2. Building collaboration – "IT is a team sport. If architecture, and operations, and people building the projects and running the infrastructure aren't working effectively together, none of it will work. Once again, it's a clanging truism, but when the pressure is on, people have to work horizontally as well as vertically."
3. Valuing operational expertise – "One of the things that I learned early on is that if something goes wrong in IT, you are going to rely on the ability to access the knowledge of your key people. Therefore, valuing the people who keep the production lines around the world going is key. We've got people in 30 countries in IT here. Recognising that and valuing that is really important, as well as the folks who do the innovative stuff and the creative stuff."
4. Getting everyone involved in digital – "Everybody talks about digital transformation. What I've learned is that it's not about fancy front ends. You can't bolt on digital. Digital is about how the whole business works. And, therefore, if you don't involve the whole business, you won't get anywhere."
5. Locking into what the business wants – "It's quite easy for IT folks to think in IT terms, but you've got to try and constantly put yourselves in the shoes of the people you're working with because we're not an IT research organisation, we're the IT function of Johnson Matthey. So you need to focus – in our business – on what's going to get more customers, what takes cost out and what makes Johnson Matthey more sustainable."

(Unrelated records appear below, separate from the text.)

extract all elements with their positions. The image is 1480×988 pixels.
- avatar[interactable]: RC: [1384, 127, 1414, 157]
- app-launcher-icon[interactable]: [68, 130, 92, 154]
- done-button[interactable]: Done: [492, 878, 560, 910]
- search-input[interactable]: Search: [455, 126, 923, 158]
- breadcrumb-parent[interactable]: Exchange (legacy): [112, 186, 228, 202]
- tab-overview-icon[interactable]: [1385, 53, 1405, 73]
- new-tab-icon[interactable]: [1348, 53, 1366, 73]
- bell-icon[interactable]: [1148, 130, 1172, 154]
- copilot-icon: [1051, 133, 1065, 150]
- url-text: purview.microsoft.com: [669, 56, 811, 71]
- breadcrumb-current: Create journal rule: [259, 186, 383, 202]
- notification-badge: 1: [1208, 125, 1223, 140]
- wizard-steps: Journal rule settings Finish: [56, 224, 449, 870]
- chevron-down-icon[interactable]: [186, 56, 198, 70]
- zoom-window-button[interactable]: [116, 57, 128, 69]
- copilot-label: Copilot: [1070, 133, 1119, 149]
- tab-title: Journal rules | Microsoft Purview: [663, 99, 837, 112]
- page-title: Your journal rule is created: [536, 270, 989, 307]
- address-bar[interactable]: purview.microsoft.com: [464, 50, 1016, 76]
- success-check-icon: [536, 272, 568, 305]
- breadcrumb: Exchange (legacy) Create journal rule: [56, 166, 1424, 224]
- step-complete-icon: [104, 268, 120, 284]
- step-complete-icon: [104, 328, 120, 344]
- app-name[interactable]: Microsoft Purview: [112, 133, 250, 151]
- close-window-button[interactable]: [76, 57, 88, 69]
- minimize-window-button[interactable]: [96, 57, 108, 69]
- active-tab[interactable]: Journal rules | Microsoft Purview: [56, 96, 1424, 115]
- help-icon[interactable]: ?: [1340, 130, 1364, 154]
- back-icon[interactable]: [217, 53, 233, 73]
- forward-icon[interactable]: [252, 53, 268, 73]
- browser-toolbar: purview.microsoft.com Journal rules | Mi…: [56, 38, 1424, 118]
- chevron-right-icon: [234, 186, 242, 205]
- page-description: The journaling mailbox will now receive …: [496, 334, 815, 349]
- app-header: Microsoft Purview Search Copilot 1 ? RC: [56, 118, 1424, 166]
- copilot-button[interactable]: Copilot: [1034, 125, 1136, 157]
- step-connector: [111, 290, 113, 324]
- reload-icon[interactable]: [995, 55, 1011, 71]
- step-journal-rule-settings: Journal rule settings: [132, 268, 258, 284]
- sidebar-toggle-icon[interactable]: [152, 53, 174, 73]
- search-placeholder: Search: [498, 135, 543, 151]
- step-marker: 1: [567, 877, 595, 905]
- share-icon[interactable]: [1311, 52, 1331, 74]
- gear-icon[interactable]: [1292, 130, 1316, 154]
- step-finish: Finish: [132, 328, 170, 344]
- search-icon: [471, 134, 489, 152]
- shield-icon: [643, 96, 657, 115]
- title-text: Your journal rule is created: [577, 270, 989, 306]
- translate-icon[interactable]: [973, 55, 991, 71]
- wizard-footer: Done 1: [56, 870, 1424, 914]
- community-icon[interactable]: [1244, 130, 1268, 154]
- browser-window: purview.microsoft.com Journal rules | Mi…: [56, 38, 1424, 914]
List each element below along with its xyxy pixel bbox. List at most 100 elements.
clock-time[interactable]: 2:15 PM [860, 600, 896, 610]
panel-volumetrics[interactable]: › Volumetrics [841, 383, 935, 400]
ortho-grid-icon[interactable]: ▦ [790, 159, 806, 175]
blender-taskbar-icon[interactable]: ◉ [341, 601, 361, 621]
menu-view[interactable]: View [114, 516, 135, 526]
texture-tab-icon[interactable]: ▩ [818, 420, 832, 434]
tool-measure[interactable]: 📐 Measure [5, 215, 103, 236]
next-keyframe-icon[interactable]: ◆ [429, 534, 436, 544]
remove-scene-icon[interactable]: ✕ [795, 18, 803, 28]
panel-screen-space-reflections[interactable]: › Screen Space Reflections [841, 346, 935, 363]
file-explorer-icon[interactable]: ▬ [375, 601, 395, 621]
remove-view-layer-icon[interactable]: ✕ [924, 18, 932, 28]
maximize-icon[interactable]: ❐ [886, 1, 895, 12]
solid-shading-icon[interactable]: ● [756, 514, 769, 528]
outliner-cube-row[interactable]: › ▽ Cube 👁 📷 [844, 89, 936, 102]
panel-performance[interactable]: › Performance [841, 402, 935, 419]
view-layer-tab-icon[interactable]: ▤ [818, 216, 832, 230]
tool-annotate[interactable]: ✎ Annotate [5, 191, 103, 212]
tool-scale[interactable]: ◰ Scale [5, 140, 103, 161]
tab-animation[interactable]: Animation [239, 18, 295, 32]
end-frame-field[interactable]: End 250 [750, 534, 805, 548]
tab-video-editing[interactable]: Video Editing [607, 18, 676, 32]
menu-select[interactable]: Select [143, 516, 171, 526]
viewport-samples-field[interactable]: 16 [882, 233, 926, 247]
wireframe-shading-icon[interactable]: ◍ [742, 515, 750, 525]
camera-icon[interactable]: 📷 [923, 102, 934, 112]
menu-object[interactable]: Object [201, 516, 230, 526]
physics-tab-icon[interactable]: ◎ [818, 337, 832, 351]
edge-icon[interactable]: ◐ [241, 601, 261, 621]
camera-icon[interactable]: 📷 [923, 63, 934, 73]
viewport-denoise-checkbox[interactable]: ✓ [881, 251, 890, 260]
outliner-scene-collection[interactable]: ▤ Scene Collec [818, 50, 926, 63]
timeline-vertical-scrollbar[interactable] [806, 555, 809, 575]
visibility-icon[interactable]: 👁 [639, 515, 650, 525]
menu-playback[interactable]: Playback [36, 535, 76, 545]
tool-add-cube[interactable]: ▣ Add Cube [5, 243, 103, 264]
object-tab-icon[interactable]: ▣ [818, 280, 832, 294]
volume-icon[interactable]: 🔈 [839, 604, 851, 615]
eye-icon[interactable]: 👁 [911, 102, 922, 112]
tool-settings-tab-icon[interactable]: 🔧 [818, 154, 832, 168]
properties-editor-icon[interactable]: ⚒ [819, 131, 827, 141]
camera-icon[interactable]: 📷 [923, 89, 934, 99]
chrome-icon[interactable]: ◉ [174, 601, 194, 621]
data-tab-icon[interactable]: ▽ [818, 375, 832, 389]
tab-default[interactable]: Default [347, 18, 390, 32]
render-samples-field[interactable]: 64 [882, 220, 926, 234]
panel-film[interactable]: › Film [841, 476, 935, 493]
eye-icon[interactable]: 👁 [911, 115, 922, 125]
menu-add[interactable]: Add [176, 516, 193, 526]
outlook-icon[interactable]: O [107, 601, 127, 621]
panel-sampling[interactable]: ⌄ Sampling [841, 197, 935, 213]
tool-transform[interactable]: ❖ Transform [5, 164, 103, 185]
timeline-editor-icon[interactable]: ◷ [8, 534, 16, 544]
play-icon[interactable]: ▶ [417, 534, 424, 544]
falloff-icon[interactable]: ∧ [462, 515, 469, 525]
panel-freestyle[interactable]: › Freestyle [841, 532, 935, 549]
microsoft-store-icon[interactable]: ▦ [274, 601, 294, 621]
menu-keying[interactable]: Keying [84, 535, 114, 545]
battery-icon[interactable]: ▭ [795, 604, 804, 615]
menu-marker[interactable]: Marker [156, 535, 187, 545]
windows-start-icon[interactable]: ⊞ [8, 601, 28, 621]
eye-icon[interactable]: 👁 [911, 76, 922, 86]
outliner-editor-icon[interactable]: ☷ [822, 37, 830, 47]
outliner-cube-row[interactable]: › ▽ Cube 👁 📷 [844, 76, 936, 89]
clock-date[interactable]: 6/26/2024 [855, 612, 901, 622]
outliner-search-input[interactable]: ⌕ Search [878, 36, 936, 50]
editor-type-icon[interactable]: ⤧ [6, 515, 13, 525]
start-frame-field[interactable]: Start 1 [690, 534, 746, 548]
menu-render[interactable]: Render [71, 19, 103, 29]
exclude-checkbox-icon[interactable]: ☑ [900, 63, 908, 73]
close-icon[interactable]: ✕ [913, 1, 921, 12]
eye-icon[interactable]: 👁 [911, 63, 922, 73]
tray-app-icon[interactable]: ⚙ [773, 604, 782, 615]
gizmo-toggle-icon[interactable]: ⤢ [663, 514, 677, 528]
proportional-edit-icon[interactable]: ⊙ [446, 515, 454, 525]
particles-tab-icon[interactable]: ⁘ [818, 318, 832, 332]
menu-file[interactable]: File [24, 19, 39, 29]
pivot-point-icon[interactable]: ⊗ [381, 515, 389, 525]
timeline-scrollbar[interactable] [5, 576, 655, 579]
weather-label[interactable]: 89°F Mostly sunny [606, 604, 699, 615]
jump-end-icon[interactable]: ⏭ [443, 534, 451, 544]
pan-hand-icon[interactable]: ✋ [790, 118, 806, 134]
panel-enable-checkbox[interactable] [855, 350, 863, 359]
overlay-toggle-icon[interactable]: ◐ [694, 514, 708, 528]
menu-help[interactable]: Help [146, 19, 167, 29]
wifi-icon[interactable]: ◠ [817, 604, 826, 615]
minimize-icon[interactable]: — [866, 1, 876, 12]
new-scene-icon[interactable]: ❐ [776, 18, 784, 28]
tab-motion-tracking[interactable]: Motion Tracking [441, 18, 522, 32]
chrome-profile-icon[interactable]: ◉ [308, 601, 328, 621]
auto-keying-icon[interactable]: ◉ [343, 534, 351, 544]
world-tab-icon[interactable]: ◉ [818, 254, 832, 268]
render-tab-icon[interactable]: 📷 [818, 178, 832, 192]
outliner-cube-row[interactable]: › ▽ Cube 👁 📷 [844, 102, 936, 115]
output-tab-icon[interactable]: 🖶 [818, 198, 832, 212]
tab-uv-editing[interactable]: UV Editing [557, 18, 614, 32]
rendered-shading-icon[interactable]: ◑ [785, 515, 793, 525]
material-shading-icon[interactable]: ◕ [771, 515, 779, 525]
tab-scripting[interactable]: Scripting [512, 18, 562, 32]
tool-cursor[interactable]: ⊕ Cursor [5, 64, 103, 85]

While soft communication skills have undoubtedly become more important for CIOs, Coby says it's important to also remember that IT leaders will still be judged on whether they're providing rock-solid IT operations that support the business.
That's something that Gartner's resolutions recognise, too. The analyst says it's all too easy for tech chiefs to get lost in the business of being a CIO. Despite their focus on meetings, governance, compliance and other important responsibilities, CIOs also need to be able to speak to futuristic business ideas and emerging technologies.
Perhaps the most important resolution for tech chiefs to recognise is that – while soft skills are likely to become a more important part of the job – the hard reality of delivering reliable, innovative and sustainable IT is still as important to being a great CIO as it's ever been.